Sabrina took a breath, then another, her shoulders settling. "I can see it now," she said quietly. "Not just this cabin. The others. Little paths connecting them. People arriving with suitcases full of whatever they're running from and leaving with something lighter in their chest."

He watched her face as she spoke, the way her eyes lit up when she talked about it, the way her whole body seemed to lean toward the vision she was describing. She wasn't just planning a business. She was imagining a kind of healing.

"That's the future I want," she said. "Not the one where I sold everything and lived in some beige condo because it looked tidy on paper. Not the one where I let Gavin reduce me to someone small and scared and sorry for existing."

He lifted their joined hands and rested his forehead against hers, close enough to feel the warmth of her breath. "Then that's the one you're building. And I'm going to be right here, handing you nails."

Her free hand settled against his chest, right over his heart. His pulse kicked hard beneath her palm, and he didn't try to hide it.

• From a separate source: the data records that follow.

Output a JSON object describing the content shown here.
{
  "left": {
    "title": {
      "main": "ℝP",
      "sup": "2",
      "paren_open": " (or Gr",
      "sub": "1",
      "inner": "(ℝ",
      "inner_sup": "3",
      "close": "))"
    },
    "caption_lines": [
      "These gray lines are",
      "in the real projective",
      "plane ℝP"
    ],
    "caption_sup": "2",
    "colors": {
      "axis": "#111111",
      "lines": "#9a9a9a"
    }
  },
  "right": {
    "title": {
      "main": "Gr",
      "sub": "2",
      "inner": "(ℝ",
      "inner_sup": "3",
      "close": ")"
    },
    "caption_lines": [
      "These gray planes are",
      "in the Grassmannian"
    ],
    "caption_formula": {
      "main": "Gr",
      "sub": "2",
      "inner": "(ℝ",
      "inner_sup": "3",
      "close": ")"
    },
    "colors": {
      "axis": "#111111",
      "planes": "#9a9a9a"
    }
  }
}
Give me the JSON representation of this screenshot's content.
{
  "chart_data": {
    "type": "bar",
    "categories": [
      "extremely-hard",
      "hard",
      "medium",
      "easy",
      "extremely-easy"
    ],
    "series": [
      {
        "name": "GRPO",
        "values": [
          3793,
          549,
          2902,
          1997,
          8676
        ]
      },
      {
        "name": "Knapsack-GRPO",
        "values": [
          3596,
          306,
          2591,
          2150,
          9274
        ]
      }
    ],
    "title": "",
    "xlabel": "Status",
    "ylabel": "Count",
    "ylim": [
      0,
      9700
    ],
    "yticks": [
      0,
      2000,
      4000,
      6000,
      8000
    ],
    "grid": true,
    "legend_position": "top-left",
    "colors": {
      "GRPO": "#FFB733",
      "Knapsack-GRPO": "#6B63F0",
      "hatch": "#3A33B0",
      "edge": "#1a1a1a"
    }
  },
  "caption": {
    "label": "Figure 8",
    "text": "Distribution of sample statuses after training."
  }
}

"You really think I can pull this off?" she asked, her voice barely above a whisper.

"I know you can," he said. "I've seen you run an inn with one hand while putting out fires with the other, sometimes literally. This is you starting from the ground up with people behind you who actually want you to succeed. That's not a gamble. That's a win waiting to happen."

She closed her eyes for a second, leaning into the contact. When she opened them again, there was less fear there and more of that stubborn, bright thing that had been growing stronger every day since he'd pulled her out of the smoke.

"Colby?" she asked.

"Yeah."

"Thank you for seeing this," she said. "For standing in a half-built box with me and calling it a future."

He swallowed against the sudden tightness in his throat, the words pressing up against his ribs like they wanted out. "There's nowhere else I'd rather be."

He didn't say the rest out loud. Not yet.

That somewhere between the first stake in the ground and this moment standing under a bare header, something in him had shifted.

This had started as helping a woman get back on her feet, offering a hand because that's what you did when someone was drowning.

Somewhere along the way, without his permission, it had become something else entirely.

He just held her hand, forehead touching hers, and let the bones of the cabin rise around them like the outline of a life he very much wanted to belong to.

Outside, Jason's truck rumbled to life, and the man called out something about seeing them bright and early tomorrow. Neither of them moved to answer.

The copper moon was beginning to rise, just visible through the gaps in the framing, and its light turned everything it touched into something that looked like a promise.